Flame-retarding quasi-solid polymer electrolytes for high-safety lithium metal batteries

Lithium metal batteries (LMBs) have gained significant attention due to their potential for high energy density. However, the commonly used liquid carbonate electrolytes in LMBs are highly flammable and prone to leakage, which can lead to safety concerns such as gas production, cell swelling, fire, and even explosions during thermal runaway. To address these safety issues, all-solid electrolytes, including solid polymeric and inorganic electrolytes, have been proposed as the ultimate solution. However, all-solid polymeric electrolytes suffer from poor conductivity in the bulk electrolyte, while all-solid inorganic electrolytes face challenges with poor contact at the electrode/electrolyte interfaces, making it difficult to commercialize all solid-state LMBs. As a compromise solution, flame-retarding semi-solid polymeric electrolytes have emerged as a promising alternative in recent years, offering improved safety, excellent electrochemical performance, and great potential for commercialization.
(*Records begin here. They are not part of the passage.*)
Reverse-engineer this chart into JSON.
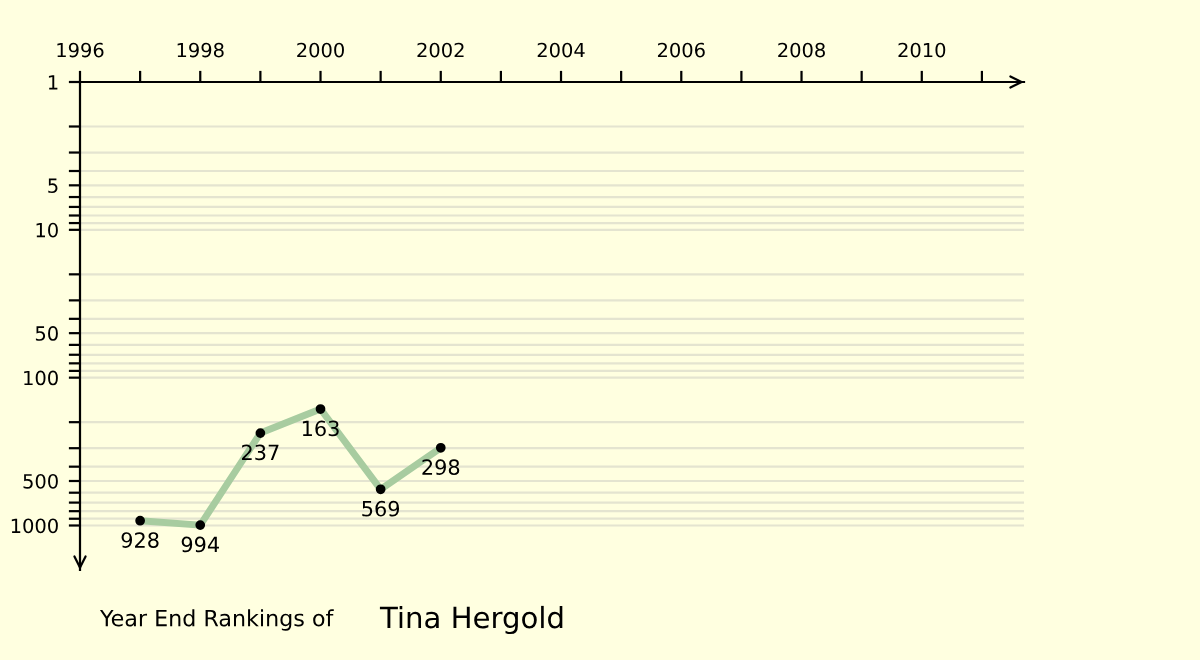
{
  "chart_data": {
    "type": "line",
    "title": "Year End Rankings of",
    "subtitle": "Tina Hergold",
    "x": [
      1997,
      1998,
      1999,
      2000,
      2001,
      2002
    ],
    "series": [
      {
        "color": "#a8cca0",
        "values": [
          928,
          994,
          237,
          163,
          569,
          298
        ]
      }
    ],
    "data_labels": true,
    "marker": "circle",
    "line_style": "solid",
    "log": true,
    "grid": "y",
    "legend": false,
    "xlim": [
      1996,
      2011.7
    ],
    "xticks": [
      1996,
      {
        "value": 1997,
        "label": null
      },
      1998,
      {
        "value": 1999,
        "label": null
      },
      2000,
      {
        "value": 2001,
        "label": null
      },
      2002,
      {
        "value": 2003,
        "label": null
      },
      2004,
      {
        "value": 2005,
        "label": null
      },
      2006,
      {
        "value": 2007,
        "label": null
      },
      2008,
      {
        "value": 2009,
        "label": null
      },
      2010,
      {
        "value": 2011,
        "label": null
      }
    ],
    "ylim": [
      2000,
      1
    ],
    "yticks": [
      1,
      {
        "value": 2,
        "label": null
      },
      {
        "value": 3,
        "label": null
      },
      {
        "value": 4,
        "label": null
      },
      5,
      {
        "value": 6,
        "label": null
      },
      {
        "value": 7,
        "label": null
      },
      {
        "value": 8,
        "label": null
      },
      {
        "value": 9,
        "label": null
      },
      10,
      {
        "value": 20,
        "label": null
      },
      {
        "value": 30,
        "label": null
      },
      {
        "value": 40,
        "label": null
      },
      50,
      {
        "value": 60,
        "label": null
      },
      {
        "value": 70,
        "label": null
      },
      {
        "value": 80,
        "label": null
      },
      {
        "value": 90,
        "label": null
      },
      100,
      {
        "value": 200,
        "label": null
      },
      {
        "value": 300,
        "label": null
      },
      {
        "value": 400,
        "label": null
      },
      500,
      {
        "value": 600,
        "label": null
      },
      {
        "value": 700,
        "label": null
      },
      {
        "value": 800,
        "label": null
      },
      {
        "value": 900,
        "label": null
      },
      1000
    ]
  }
}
In this review, we introduce the concept that semi-solid polymeric electrolytes should possess four key dimensions of performance: physical characteristics, electrochemical characteristics, interfacial characteristics, and cost characteristics. Besides, we discuss the recent research advancements in various types of flame-retarding semisolid polymer electrolytes, including phosphate ester-based quasi-solid polymer electrolytes, ionic liquid-based quasi-solid polymer electrolytes, nitrile-based quasi-solid polymer electrolytes, fluorine-based quasi-solid polymer electrolytes, and other non-flammable quasi-solid polymer electrolytes. We also examine their flameretarding properties, mechanisms, and electrochemical performance. Furthermore, we discuss the challenges and potential directions for future development of flame-retarding quasi-solid polymer electrolytes.